Schaff Trend Cycle
This lesson will cover the following
- Explanation and calculation
- How to interpret this indicator
- Trading signals generated by the indicator
The Schaff Trend Cycle is a method developed by Doug Schaff in the 1990s, based on the concept that trends exhibit repeating high and low patterns, or cycles. It represents a modified MACD line that is processed through a modified stochastic algorithm and smoothed with Wilder’s smoothing to obtain the final Schaff Trend Cycle (STC) indicator. Its purpose is to identify the direction in which a trend cycle is moving and the possible peaks and bottoms within that cycle.
Three input values are used with the STC:
– Sh: short-term Exponential Moving Average with a default period of 23
– Lg: long-term Exponential Moving Average with a default period of 50
– Cycle: set at half the cycle length with a default value of 10.

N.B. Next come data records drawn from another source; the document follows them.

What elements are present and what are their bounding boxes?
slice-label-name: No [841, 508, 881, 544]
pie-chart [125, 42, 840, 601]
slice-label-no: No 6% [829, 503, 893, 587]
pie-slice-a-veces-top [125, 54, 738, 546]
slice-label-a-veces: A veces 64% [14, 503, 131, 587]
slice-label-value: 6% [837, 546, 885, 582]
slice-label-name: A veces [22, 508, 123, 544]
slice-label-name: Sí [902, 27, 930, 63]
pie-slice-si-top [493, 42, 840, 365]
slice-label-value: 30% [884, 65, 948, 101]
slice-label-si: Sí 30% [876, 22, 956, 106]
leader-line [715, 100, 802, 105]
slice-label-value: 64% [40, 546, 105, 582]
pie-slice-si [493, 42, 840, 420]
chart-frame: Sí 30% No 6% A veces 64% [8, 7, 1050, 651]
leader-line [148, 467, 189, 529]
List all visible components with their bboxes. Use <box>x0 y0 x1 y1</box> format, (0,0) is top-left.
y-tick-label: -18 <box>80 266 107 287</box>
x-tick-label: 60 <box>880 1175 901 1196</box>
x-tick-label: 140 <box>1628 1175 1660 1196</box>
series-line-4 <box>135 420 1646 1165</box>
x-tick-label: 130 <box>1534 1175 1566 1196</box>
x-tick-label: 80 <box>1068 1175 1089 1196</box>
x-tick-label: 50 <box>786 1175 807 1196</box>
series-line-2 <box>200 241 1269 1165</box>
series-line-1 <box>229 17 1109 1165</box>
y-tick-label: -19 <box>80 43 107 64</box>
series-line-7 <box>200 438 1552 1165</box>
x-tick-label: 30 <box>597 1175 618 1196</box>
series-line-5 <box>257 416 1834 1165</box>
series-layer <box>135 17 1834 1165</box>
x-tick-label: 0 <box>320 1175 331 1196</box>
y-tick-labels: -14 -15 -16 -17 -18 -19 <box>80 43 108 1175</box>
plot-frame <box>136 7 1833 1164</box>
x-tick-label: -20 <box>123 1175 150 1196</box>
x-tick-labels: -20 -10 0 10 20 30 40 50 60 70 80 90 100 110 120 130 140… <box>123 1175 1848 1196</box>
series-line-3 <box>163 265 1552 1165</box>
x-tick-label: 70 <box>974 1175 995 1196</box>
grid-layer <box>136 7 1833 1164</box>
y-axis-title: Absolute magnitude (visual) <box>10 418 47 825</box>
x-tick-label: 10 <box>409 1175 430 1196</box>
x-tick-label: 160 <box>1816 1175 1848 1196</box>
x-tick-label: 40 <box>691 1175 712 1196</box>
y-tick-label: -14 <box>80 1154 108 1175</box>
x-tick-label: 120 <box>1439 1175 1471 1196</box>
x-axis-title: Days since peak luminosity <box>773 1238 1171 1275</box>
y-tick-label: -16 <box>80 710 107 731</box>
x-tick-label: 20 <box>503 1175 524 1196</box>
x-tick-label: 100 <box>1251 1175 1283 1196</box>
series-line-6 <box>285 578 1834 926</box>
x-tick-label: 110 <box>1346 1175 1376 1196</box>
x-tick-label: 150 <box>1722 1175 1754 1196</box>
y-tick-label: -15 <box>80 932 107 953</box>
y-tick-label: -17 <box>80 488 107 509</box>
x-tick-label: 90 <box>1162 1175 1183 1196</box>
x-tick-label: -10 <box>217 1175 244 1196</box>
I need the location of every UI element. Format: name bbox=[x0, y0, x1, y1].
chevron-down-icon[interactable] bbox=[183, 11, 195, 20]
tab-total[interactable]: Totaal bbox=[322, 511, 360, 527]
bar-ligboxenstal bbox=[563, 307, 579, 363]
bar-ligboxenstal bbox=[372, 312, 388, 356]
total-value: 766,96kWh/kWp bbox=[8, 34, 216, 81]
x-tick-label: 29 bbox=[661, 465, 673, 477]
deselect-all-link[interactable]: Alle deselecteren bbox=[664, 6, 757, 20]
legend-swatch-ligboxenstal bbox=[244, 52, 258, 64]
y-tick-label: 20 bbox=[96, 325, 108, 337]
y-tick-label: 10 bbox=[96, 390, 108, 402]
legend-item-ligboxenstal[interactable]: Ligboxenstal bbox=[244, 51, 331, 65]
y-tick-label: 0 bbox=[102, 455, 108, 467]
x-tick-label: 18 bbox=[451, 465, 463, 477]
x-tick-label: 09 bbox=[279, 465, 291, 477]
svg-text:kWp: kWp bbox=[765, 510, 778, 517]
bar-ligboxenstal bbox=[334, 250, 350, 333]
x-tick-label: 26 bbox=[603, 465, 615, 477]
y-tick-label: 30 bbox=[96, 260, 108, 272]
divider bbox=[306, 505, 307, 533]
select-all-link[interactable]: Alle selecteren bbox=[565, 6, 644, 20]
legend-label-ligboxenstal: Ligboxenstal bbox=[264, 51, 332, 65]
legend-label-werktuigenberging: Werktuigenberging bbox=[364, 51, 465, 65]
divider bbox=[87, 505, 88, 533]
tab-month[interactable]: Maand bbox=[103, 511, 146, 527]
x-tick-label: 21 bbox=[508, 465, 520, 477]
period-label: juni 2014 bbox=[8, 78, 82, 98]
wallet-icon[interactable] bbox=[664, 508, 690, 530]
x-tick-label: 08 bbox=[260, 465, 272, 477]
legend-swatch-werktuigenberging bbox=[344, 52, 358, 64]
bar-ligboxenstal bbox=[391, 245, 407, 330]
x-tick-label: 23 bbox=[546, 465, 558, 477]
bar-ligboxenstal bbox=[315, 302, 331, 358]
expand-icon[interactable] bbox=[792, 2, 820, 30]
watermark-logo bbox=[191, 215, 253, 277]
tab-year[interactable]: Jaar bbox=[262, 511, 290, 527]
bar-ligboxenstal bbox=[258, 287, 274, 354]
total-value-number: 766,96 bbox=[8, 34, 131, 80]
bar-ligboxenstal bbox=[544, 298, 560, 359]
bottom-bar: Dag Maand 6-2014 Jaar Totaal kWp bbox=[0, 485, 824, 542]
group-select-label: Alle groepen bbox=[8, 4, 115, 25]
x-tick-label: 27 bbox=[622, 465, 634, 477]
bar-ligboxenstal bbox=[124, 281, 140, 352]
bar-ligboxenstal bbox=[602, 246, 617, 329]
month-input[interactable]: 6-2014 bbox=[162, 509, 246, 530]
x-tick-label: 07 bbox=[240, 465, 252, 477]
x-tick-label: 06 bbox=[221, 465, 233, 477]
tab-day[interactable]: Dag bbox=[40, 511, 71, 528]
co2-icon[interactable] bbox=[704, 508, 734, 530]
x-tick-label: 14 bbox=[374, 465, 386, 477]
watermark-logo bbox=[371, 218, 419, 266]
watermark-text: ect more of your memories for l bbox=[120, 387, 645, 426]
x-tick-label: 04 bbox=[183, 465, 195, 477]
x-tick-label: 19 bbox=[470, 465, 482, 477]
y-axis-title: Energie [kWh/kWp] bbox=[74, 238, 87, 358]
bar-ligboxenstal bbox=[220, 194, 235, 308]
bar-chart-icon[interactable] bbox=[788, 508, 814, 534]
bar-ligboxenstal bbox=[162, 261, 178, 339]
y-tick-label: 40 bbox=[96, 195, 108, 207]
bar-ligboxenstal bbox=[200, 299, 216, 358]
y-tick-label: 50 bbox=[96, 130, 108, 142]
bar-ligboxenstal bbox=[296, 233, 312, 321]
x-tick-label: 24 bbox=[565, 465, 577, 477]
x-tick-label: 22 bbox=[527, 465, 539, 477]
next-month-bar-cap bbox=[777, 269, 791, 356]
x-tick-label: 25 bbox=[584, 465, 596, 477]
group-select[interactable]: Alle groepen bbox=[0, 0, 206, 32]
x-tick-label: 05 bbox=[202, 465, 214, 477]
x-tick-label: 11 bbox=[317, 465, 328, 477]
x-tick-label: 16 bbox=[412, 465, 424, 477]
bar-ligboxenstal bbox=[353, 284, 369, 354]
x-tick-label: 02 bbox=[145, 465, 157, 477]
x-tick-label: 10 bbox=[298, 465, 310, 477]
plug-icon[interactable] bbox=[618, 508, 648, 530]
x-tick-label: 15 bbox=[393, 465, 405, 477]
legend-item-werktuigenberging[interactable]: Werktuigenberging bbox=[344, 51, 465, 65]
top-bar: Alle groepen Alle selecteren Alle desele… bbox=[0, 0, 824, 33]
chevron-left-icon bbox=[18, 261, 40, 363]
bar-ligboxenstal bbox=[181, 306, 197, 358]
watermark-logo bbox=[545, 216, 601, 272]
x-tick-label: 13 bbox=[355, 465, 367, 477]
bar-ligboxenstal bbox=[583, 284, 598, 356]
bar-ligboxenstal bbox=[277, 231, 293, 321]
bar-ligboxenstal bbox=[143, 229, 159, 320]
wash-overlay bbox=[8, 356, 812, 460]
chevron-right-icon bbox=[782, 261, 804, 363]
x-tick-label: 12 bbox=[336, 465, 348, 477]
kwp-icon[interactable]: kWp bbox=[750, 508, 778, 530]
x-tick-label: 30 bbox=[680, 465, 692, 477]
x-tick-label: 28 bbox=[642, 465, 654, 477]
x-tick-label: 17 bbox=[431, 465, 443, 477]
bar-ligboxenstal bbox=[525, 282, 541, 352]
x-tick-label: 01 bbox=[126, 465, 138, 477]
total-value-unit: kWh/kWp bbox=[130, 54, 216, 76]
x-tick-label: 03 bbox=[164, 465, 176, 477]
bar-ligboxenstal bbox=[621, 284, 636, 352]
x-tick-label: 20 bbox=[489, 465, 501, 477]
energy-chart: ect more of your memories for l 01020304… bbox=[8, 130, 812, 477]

The STC is calculated in the following order:
First, the 23-period and 50-period EMAs, along with the MACD value, are calculated:
EMA1 = EMA (Close, Short Length);
EMA2 = EMA (Close, Long Length);
MACD = EMA1 – EMA2.
Second, the 10-period stochastic of the MACD values is calculated:
%K (MACD) = %KV (MACD, 10);
%D (MACD) = %DV (MACD, 10);
Schaff = 100 x (MACD – %K (MACD)) / (%D (MACD) – %K (MACD)).
When the STC indicator is decreasing, it suggests that the trend cycle is falling, while the price tends to stabilise or follow the cycle to the downside.
When the STC indicator is increasing, it suggests that the trend cycle is rising, while the price tends to stabilise or follow the cycle to the upside.